And couldn't, very well, perhaps, on a Metaphysical College income of but a few thousand dollars a day, or a week, or whatever it was in those magnificently flourishing times. The struggling Journal had swallowed up those advance-payments, but its "claim" was a severe one and they had failed to cure it. But Nixon cured it in his diligent three years, and joyously reported the news that he had cleared off all the debts and now had a fat six thousand dollars in the bank.
It made Mrs. Eddy's mouth water.
At the time that Mrs. Eddy had unloaded that dismal gift on to her National Association, she had followed her inveterate custom: she had tied a string to its hind leg, and kept one end of it hitched to her belt. We have seen her do that in the case of the Boston Mosque. When she deeds property, she puts in that string-clause. It provides that under certain conditions she can pull the string and land the property in the cherished home of its happy youth. In the present case she believed that she had made provision that if at any time the National Christian Science Association should dissolve itself by a formal vote, she could pull.
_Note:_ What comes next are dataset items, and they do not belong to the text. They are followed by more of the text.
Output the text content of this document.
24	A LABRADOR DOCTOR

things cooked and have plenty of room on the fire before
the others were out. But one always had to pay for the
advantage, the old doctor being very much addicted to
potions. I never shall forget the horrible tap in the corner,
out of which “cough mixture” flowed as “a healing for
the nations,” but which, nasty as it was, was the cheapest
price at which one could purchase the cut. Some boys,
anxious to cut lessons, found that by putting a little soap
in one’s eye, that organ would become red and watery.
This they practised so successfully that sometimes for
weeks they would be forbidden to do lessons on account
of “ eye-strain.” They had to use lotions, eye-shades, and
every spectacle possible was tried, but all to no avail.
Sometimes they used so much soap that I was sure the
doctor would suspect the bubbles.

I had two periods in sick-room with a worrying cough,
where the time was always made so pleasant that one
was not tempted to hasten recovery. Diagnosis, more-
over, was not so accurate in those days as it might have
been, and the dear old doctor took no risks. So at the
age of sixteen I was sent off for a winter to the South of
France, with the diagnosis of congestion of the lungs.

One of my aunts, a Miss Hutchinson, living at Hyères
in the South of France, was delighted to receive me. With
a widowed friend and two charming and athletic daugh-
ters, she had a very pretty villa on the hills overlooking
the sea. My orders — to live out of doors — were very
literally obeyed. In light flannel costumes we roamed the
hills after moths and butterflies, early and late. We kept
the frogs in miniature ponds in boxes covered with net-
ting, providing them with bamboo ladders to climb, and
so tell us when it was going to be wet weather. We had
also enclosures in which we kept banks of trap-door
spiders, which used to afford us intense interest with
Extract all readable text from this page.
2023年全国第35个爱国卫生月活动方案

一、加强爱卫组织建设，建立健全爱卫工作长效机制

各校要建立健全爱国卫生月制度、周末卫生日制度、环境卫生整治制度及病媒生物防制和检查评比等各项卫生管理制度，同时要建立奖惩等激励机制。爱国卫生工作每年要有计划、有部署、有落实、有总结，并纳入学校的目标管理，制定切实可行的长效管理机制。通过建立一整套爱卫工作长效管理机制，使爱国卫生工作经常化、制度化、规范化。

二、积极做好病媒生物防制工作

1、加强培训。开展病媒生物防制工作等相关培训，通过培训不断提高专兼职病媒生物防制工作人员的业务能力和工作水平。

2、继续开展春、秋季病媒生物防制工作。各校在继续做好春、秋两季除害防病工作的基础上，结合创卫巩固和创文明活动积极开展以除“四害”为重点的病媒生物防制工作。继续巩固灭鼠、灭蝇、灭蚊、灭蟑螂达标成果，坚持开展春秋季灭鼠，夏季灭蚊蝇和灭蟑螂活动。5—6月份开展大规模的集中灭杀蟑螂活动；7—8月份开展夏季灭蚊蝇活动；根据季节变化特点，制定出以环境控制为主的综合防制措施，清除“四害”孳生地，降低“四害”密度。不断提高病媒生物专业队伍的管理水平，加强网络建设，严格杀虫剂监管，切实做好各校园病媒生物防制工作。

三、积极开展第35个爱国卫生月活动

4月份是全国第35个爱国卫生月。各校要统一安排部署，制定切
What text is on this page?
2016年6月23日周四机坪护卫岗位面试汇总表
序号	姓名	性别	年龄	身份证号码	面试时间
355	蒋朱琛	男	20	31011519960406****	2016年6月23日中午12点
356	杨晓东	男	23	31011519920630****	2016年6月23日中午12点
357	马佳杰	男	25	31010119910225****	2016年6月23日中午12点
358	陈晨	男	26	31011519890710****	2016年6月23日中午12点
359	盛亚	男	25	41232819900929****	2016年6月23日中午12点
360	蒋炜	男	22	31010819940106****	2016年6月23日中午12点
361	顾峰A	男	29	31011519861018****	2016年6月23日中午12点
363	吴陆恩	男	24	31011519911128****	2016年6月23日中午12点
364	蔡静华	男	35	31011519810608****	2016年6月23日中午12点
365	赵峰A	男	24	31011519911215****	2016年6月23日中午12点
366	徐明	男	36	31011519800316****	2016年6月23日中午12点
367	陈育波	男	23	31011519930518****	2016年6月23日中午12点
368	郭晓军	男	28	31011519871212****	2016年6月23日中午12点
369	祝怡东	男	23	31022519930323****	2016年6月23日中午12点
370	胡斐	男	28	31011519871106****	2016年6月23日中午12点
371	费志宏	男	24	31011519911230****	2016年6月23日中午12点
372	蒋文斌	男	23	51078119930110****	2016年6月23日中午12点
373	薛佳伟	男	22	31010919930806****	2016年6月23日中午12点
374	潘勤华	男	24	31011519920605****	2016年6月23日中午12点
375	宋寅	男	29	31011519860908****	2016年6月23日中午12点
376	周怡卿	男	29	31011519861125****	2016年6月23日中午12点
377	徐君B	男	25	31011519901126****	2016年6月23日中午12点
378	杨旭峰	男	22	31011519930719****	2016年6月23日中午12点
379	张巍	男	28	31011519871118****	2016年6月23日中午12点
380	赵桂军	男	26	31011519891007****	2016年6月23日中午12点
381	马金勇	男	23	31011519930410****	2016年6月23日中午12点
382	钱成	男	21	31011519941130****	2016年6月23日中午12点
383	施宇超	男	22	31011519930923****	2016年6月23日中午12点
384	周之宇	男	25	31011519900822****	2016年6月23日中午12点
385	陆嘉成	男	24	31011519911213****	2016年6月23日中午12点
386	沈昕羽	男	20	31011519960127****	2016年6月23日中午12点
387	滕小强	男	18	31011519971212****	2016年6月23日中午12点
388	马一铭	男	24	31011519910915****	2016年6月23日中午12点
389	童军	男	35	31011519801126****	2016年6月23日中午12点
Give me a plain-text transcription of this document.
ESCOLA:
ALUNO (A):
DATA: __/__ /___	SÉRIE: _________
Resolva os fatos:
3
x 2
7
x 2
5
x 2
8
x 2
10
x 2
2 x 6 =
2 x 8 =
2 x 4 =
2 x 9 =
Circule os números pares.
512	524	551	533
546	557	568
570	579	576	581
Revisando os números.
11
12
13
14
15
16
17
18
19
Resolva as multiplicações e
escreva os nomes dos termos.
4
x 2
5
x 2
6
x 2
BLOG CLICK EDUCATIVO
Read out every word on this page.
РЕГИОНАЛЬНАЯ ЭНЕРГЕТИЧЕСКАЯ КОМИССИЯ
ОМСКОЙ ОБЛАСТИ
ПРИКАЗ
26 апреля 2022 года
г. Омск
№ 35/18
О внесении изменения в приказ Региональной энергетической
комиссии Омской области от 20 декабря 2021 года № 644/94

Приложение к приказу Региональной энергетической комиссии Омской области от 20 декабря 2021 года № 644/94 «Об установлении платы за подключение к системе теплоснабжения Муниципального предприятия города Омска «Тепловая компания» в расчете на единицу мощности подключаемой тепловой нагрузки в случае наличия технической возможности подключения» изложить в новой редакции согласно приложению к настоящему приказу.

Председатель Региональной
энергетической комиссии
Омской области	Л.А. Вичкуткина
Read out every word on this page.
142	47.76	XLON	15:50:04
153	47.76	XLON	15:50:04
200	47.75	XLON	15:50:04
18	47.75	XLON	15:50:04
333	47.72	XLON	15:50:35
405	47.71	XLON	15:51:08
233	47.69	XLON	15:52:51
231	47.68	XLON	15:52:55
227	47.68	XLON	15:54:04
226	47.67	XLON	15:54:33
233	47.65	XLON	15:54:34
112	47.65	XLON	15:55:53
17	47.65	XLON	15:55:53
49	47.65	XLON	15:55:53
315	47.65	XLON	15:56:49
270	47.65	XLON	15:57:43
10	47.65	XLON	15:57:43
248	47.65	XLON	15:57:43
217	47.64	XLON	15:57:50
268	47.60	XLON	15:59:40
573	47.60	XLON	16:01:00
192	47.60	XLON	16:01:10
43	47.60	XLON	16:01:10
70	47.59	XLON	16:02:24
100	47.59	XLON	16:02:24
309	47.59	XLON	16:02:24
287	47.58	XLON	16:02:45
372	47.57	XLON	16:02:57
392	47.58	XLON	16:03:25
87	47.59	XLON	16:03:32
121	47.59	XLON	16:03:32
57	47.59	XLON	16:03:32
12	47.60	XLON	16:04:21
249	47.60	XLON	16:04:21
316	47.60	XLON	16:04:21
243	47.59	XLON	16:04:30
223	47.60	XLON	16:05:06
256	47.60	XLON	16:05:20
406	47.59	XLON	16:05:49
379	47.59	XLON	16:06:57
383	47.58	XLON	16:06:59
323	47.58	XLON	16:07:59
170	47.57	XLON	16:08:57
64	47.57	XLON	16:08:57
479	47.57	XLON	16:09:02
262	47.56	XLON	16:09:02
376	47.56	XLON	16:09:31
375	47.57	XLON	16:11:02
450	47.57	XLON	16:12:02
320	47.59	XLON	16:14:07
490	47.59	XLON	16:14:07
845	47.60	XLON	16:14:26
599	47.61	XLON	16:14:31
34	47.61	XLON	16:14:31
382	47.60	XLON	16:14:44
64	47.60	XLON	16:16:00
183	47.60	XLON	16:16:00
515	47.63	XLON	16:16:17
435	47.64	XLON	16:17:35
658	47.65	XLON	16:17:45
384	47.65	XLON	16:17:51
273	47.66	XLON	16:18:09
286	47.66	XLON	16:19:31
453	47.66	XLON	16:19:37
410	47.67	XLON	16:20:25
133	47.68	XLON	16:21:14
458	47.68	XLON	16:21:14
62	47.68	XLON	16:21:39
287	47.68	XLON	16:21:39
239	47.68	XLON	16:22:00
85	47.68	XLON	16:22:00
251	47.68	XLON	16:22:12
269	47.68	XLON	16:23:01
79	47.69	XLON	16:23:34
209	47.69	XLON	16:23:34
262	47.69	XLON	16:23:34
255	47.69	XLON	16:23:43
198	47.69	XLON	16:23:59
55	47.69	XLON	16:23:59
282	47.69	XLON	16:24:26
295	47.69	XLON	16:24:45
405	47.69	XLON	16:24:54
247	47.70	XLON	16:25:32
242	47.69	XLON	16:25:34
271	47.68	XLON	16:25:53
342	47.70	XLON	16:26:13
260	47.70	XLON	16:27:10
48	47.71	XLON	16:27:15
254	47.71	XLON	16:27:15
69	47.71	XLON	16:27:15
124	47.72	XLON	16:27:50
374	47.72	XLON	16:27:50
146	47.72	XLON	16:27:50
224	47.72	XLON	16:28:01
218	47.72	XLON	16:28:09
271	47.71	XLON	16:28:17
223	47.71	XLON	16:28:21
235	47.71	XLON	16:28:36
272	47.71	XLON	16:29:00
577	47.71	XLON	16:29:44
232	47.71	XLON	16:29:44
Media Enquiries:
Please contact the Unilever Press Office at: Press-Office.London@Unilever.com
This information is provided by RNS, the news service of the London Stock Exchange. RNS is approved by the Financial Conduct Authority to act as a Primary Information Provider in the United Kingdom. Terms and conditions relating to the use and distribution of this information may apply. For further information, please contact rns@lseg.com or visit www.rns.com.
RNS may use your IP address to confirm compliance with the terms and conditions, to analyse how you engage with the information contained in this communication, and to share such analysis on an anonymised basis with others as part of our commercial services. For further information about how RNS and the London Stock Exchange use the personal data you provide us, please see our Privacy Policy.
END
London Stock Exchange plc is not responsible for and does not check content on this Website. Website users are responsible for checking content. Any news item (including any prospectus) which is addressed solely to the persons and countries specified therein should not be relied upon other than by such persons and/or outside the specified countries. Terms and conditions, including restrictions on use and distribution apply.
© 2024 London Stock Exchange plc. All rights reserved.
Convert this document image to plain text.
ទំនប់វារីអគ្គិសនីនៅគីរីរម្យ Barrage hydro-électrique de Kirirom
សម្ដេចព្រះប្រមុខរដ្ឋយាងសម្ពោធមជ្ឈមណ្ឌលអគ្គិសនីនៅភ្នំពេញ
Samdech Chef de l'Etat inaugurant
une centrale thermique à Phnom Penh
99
A year after Nixon's handsome report, she writes the Association that she has a "unique request to lay before it." It has dissolved, and she is not quite sure that the Christian Science Journal has "already fallen into her hands" by that act, though it "seems" to her to have met with that accident; so she would like to have the matter decided by a formal vote. But whether there is a doubt or not, "I see the wisdom," she says, "of again owning this Christian Science waif."
I think that that is unassailable evidence that the waif was making money, hands down.
She pulled her gift in. A few years later she donated the Publishing Society, along with its real estate, its buildings, its plant, its publications, and its money--the whole worth twenty--two thousand dollars, and free of debt--to--Well, to the Mother-Church!
That is to say, to herself. There is an act count of it in the Christian Science Journal, and of how she had already made some other handsome gifts--to her Church--and others to--to her Cause besides "an almost countless number of private charities" of cloudy amount and otherwise indefinite. This landslide of generosities overwhelmed one of her literary domestics. While he was in that condition he tried to express what he felt:
"Let us endeavor to lift up our hearts in thankfulness to . . . our Mother in Israel for these evidences of generosity and self-sacrifice that appeal to our deepest sense of gratitude, even while surpassing our comprehension."
A year or two later, Mrs. Eddy promulgated some By-laws of a self- sacrificing sort which assuaged him, perhaps, and perhaps enabled his surpassed comprehension to make a sprint and catch up. These are to be found in Art. XII., entitled.
THE CHRISTIAN SCIENCE PUBLISHING SOCIETY
This Article puts the whole publishing business into the hands of a publishing Board--special. Mrs. Eddy appoints to its vacancies.
The profits go semi-annually to the Treasurer of the Mother-Church. Mrs. Eddy owns the Treasurer.
Editors and publishers of the Christian Science Journal cannot be elected or removed without Mrs. Eddy's knowledge and consent.
Every candidate for employment in a high capacity or a low one, on the other periodicals or in the publishing house, must first be "accepted by Mrs. Eddy as suitable." And "by the Board of Directors"--which is surplusage, since Mrs. Eddy owns the Board.
If at any time a weekly shall be started, "it shall be owned by The First Church of Christ, Scientist"--which is Mrs. Eddy.
I think that any one who will carefully examine the By-laws (I have placed all of the important ones before the reader), will arrive at the conclusion that of late years the master-passion in Mrs. Eddy's heart is a hunger for power and glory; and that while her hunger for money still remains, she wants it now for the expansion and extension it can furnish to that power and glory, rather than what it can do for her towards satisfying minor and meaner ambitions.